I've made a claim several times over of the course of this blog, including recently: that we are not nearly as rational as we think we are. This is not only a philosophical claim, it is actually at the center of my current research agenda with my good friend and award-winning blogger Pete Trumbore (whose stuff you should go read).
What Pete and I are exploring, in the particular context of violent conflict, is essentially the notion that our general understanding of human behavior is wrong. In the social sciences (political science and economics in particular), we have built a lot of explanations on the foundation that people are fundamentally rational - that is, that we weigh costs and benefits and choose the course of action that maximizes our gains and minimizes our costs.
To actually do this well requires a lot of thinking and analysis, which is why over the years folks (Simon, Kahneman & Tversky) have pointed out that we can't really be completely rational, because we don't have the brainpower. We can't consider all of the possible alternatives, we don't do probability math well in our head, we take shortcuts. But at heart, we think we're still basically rational, in that we try to make decisions cognitively - we look at information and select among the options that we think are the best.
There is probably some truth to this, more so in some contexts than others. But for too long we have ignored the role of emotions. Life is filled with examples of people making decisions, not because they thought it was the best option, but because they felt like it. Feelings are very often (maybe almost always) in the driver's seat.
This doesn't just apply to emotionally-charged arenas like civil war. The brewing conflict with China over trade is an excellent example. President Trump's core argument is that the current status of trade with China is "unfair" and "losing" and "out of control". His argument isn't an "argument" at all (an argument, after all, is a connected series of statements intended to establish a proposition). It's just a bunch of emotional assertions claiming that things are bad.
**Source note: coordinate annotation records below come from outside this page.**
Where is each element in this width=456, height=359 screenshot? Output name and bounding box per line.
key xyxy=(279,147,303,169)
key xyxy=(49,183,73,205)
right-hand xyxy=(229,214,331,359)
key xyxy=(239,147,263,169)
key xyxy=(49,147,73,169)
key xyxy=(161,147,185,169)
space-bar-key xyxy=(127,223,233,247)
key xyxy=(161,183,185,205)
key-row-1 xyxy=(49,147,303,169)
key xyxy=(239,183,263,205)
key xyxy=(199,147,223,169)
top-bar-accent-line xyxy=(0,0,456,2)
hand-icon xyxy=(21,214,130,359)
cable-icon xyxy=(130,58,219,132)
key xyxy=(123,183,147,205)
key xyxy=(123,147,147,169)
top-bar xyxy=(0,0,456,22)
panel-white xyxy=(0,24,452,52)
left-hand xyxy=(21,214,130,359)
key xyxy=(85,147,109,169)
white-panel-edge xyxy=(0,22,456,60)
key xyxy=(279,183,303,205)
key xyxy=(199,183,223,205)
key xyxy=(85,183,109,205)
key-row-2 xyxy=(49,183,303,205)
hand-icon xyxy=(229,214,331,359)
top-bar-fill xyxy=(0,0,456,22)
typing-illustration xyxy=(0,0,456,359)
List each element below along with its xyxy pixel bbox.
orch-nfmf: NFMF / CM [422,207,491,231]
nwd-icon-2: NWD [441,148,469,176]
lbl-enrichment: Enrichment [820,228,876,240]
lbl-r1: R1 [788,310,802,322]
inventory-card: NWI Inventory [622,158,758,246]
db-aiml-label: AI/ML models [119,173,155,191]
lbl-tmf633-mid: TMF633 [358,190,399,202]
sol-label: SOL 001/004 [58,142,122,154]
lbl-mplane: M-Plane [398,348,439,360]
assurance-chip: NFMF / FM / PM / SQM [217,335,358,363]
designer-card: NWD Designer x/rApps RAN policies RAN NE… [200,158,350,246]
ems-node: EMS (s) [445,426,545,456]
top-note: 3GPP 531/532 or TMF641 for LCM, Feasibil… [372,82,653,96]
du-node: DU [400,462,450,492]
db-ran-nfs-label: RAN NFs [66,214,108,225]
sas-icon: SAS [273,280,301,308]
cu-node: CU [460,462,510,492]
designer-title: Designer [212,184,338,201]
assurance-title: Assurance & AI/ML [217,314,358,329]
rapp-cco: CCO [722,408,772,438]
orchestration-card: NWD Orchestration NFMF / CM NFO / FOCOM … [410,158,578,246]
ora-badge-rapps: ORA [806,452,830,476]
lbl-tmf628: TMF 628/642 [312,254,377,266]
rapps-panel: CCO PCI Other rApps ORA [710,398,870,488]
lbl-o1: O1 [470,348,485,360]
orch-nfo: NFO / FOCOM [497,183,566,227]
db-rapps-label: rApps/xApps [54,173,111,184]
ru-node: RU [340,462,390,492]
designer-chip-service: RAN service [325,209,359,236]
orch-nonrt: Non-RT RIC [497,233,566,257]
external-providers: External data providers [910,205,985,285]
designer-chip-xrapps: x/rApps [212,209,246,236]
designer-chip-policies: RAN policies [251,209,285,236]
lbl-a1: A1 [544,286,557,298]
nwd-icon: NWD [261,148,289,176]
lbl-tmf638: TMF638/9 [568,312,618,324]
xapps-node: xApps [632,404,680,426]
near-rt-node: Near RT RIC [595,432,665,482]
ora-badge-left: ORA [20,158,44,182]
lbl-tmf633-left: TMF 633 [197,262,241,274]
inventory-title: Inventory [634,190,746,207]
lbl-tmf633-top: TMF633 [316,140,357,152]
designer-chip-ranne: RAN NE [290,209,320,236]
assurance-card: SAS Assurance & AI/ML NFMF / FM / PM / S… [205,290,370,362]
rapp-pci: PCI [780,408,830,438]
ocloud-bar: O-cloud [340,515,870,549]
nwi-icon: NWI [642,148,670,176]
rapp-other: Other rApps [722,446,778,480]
Most economists - people who spend their time studying economics as rationally and scientifically as possible - don't agree. But that doesn't matter, because for the administration this isn't about who is right in the sense of facts and truth. It's about what feels right. And Donald Trump has long made his feelings on China known.
The spiral of actions and counter-actions, threats and counter-threats, that have emerged in the last few weeks fall into this pattern. If you feel that the trade deficit with China is bad, then it feels right to "punish" China with tariffs. This is not an option chosen out of a menu of options because it is most likely to reduce the trade deficit at the lowest cost. There are many other options, most of which will cost the US economy less and many of which have a higher chance of success. But "punishment" feels right, and so that's the course we take.
China, of course, responds in kind. There has been much talk about China needing to "save face", which is really a different cultural framing of the role of emotion. You can construct an argument for why "saving face" is the rational thing to do, but it's a bit like modeling the solar system with the earth at the center - it's possible, but the math gets really messy, really fast.
Some time ago, Pete Trumbore blogged about a conversation he had with a Trump supporter. The foundation of this man's support for Trump was entirely, 100% emotional. It wasn't about policy positions, or Supreme Court picks, or anything else. The man supported Trump because it felt right. And because the things Trump does feel right.
The brewing trade war with China is very much a part of this larger puzzle. I would contend that our policy choices - including international policy, long thought to be the rationalist haven of "hawks, doves, and owls" - has always been more driven by emotion than we would care to admit. The present administration has stripped away any presence to rationality and laid bare the emotive foundations of what's really driving decisions.
If we think this is problematic - and I certainly do - the answer isn't to reject emotions and become Vulcan (as if we could). Instead, we need to think about our emotional responses. We can choose how we feel about things, and find more positive emotional paths. Being angry with the Chinese, or afraid of their economy, is probably a bad choice. It's certainly going to lead to bad policy. But if we want to change that policy, we need to get beyond trying to argue with facts. Facts don't matter here. How we feel does. That's the discussion we need to be having.